Mon père, né en 1896, de prénom également Emile, est devenu très tôt un internationaliste. Enrôlé malgré lui comme soldat allemand , durant la première guerre mondiale, il a été blessé par une balle russe, en 1917, et c’est l’état français qui lui a versé une pension d’invalidité partielle jusqu’à sa mort, à l’âge de 90 ans. Bel exemple d’universalité! Très tôt il a compris que les intérêts de certains puissants, dont par exemple les magnats de l’industrie de l’armement, étaient transnationaux, donc transfrontaliers.

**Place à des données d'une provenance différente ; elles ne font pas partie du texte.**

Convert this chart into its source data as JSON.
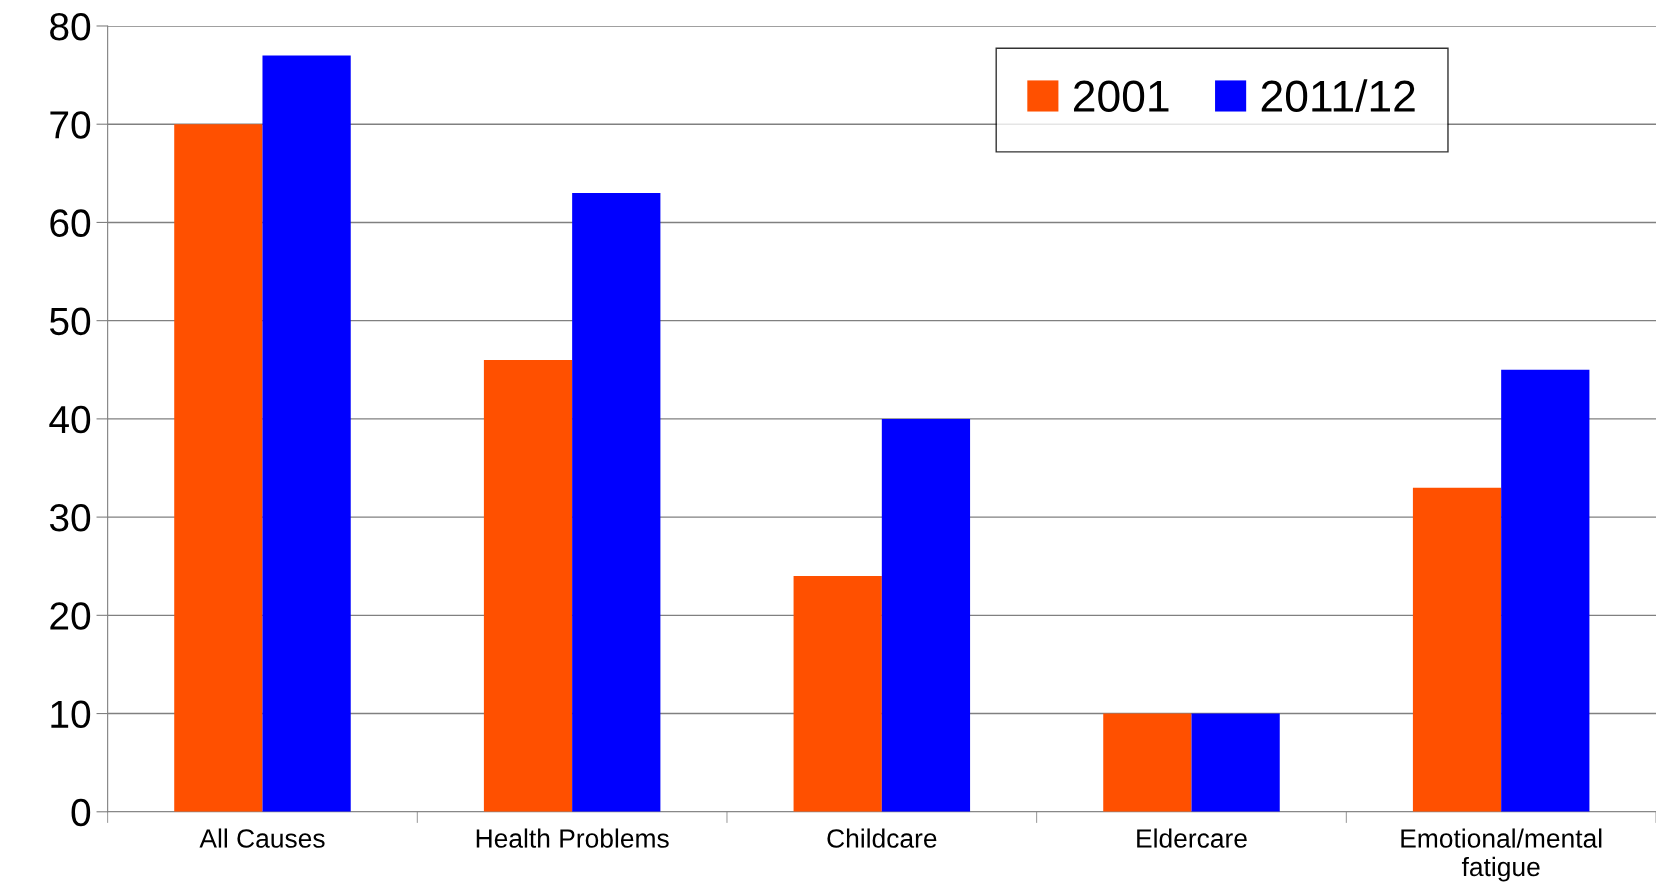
{
  "chart_data": {
    "type": "bar",
    "categories": [
      "All Causes",
      "Health Problems",
      "Childcare",
      "Eldercare",
      "Emotional/mental\nfatigue"
    ],
    "series": [
      {
        "name": "2001",
        "color": "#ff5000",
        "values": [
          70,
          46,
          24,
          10,
          33
        ]
      },
      {
        "name": "2011/12",
        "color": "#0000ff",
        "values": [
          77,
          63,
          40,
          10,
          45
        ]
      }
    ],
    "ylim": [
      0,
      80
    ],
    "yticks": [
      0,
      10,
      20,
      30,
      40,
      50,
      60,
      70,
      80
    ],
    "grid": "y",
    "legend": "top right"
  }
}
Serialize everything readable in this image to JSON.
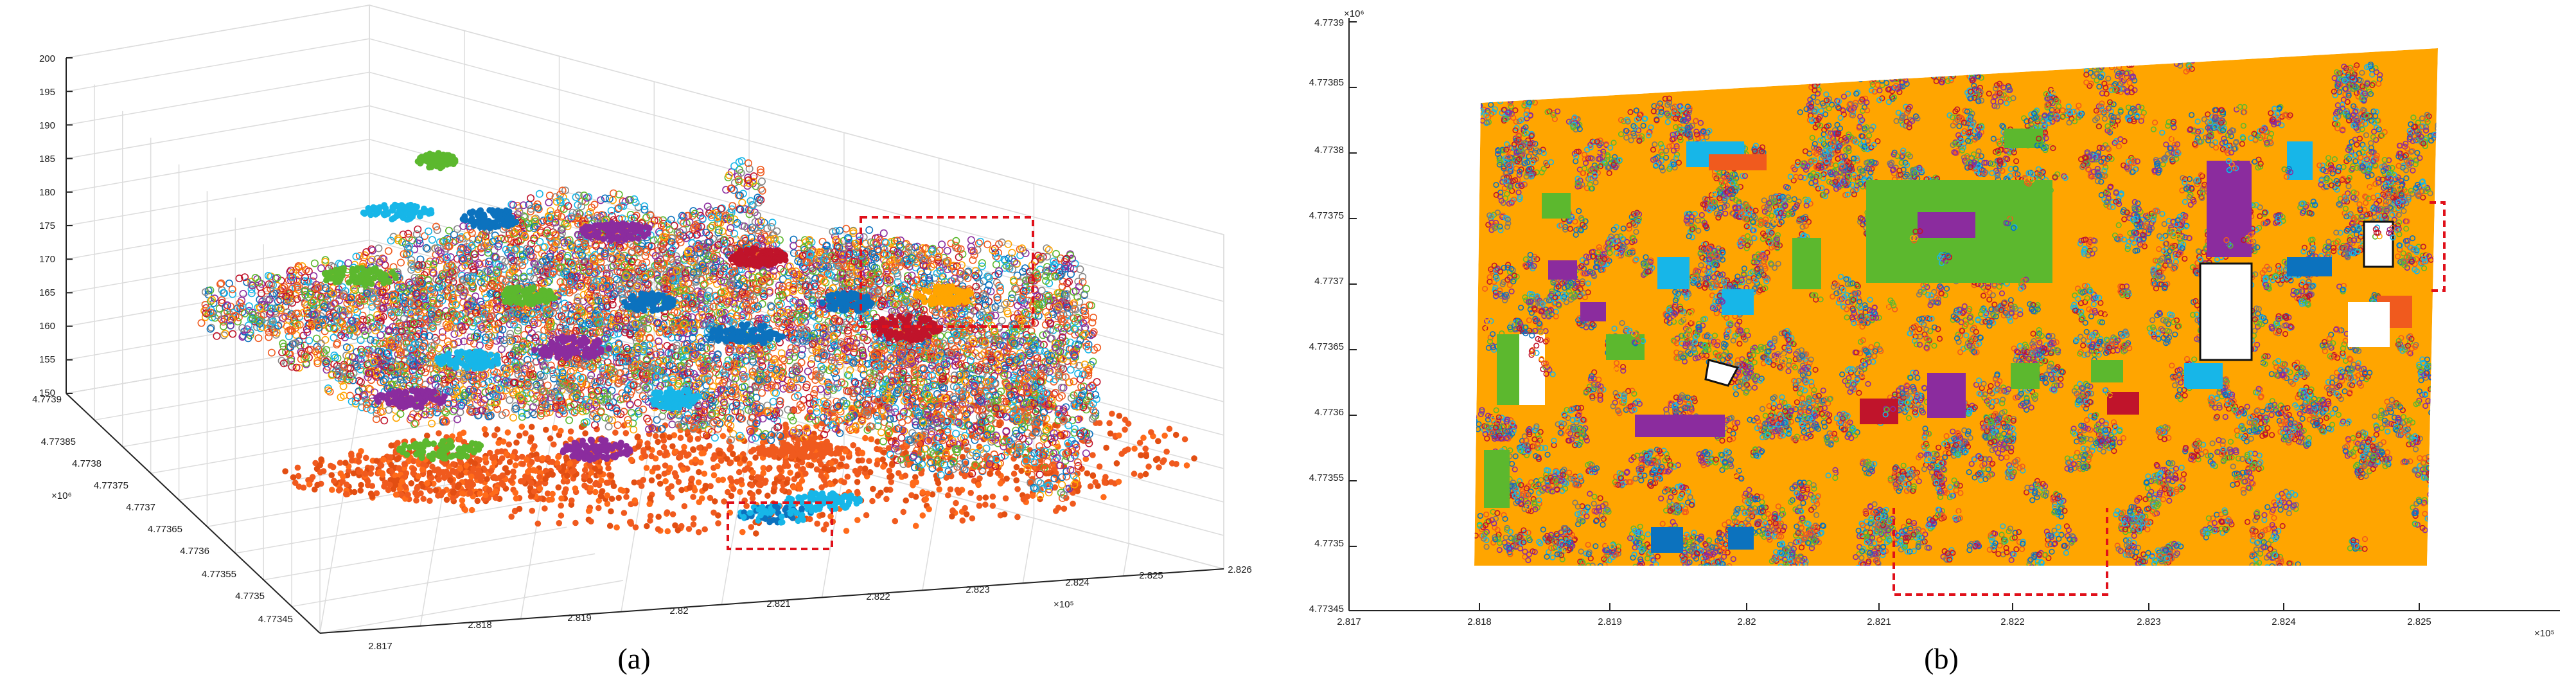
{
  "captions": [
    "(a)",
    "(b)"
  ],
  "colors": {
    "orange": "#FFA500",
    "red_orange": "#F05A1E",
    "purple": "#8B2C9E",
    "green": "#5CB82E",
    "blue": "#0C72BE",
    "cyan": "#17B6E8",
    "crimson": "#C0142B",
    "highlight": "#E0101A"
  },
  "chart_data": [
    {
      "type": "scatter",
      "subtype": "3d-point-cloud",
      "panel": "(a)",
      "z_ticks": [
        "200",
        "195",
        "190",
        "185",
        "180",
        "175",
        "170",
        "165",
        "160",
        "155",
        "150"
      ],
      "y_ticks": [
        "4.7739",
        "4.77385",
        "4.7738",
        "4.77375",
        "4.7737",
        "4.77365",
        "4.7736",
        "4.77355",
        "4.7735",
        "4.77345"
      ],
      "y_exponent": "×10⁶",
      "x_ticks": [
        "2.817",
        "2.818",
        "2.819",
        "2.82",
        "2.821",
        "2.822",
        "2.823",
        "2.824",
        "2.825",
        "2.826"
      ],
      "x_exponent": "×10⁵",
      "zlim": [
        150,
        200
      ],
      "ylim": [
        4.77345,
        4.7739
      ],
      "xlim": [
        2.817,
        2.826
      ],
      "grid": true,
      "series_colors": [
        "#F05A1E",
        "#FFA500",
        "#8B2C9E",
        "#5CB82E",
        "#0C72BE",
        "#17B6E8",
        "#C0142B"
      ]
    },
    {
      "type": "scatter",
      "subtype": "top-view-point-cloud",
      "panel": "(b)",
      "y_ticks": [
        "4.7739",
        "4.77385",
        "4.7738",
        "4.77375",
        "4.7737",
        "4.77365",
        "4.7736",
        "4.77355",
        "4.7735",
        "4.77345"
      ],
      "y_exponent": "×10⁶",
      "x_ticks": [
        "2.817",
        "2.818",
        "2.819",
        "2.82",
        "2.821",
        "2.822",
        "2.823",
        "2.824",
        "2.825"
      ],
      "x_exponent": "×10⁵",
      "ylim": [
        4.77345,
        4.7739
      ],
      "xlim": [
        2.817,
        2.826
      ],
      "grid": false,
      "series_colors": [
        "#FFA500",
        "#8B2C9E",
        "#5CB82E",
        "#0C72BE",
        "#17B6E8",
        "#C0142B",
        "#F05A1E"
      ]
    }
  ]
}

Au fond de sa tombe, sa balle, ce petit bout de métal logé à 2cm du coeur, dans le corps en train de retourner à la poussière, nous interpelle profondément – - – et avec malice. Dans ma famille, on préférait être français, mais on voulait pouvoir parler l’alsacien et garder notre culture propre, à mi-chemin entre l’Allemagne et la France. Durant cette époque totalitaire, nous faisions toujours nettement la différence entre l’Allemand et le Nazi.

Ma mère Frédérique, née en 1901, n’a fréquenté l’école que jusqu’à 14 ans. Elle était dotée d’une volonté terrible et d’une puissance d’action remarquable. Mue par un élan humanitaire, elle a obtenu des Nazis l’autorisation de faire chaque jour la cuisine à une soixantaine de prisonniers politiques du camp de SCHIRMECK, qui travaillaient le long de la voie ferrée, durant les années 1943-44. C’était l’occasion, évidemment en cachette, de les mettre en relation avec leurs familles, de les fournir en médicaments et en nourriture supplémentaire et, avec l’aide de certains passeurs, d’organiser des évasions. J’ai vécu mes premières années dans cette ambiance de résistance, de tension souvent extrême et de danger, tout en ignorant, à l’époque, une partie des activités de ma mère et de mon oncle.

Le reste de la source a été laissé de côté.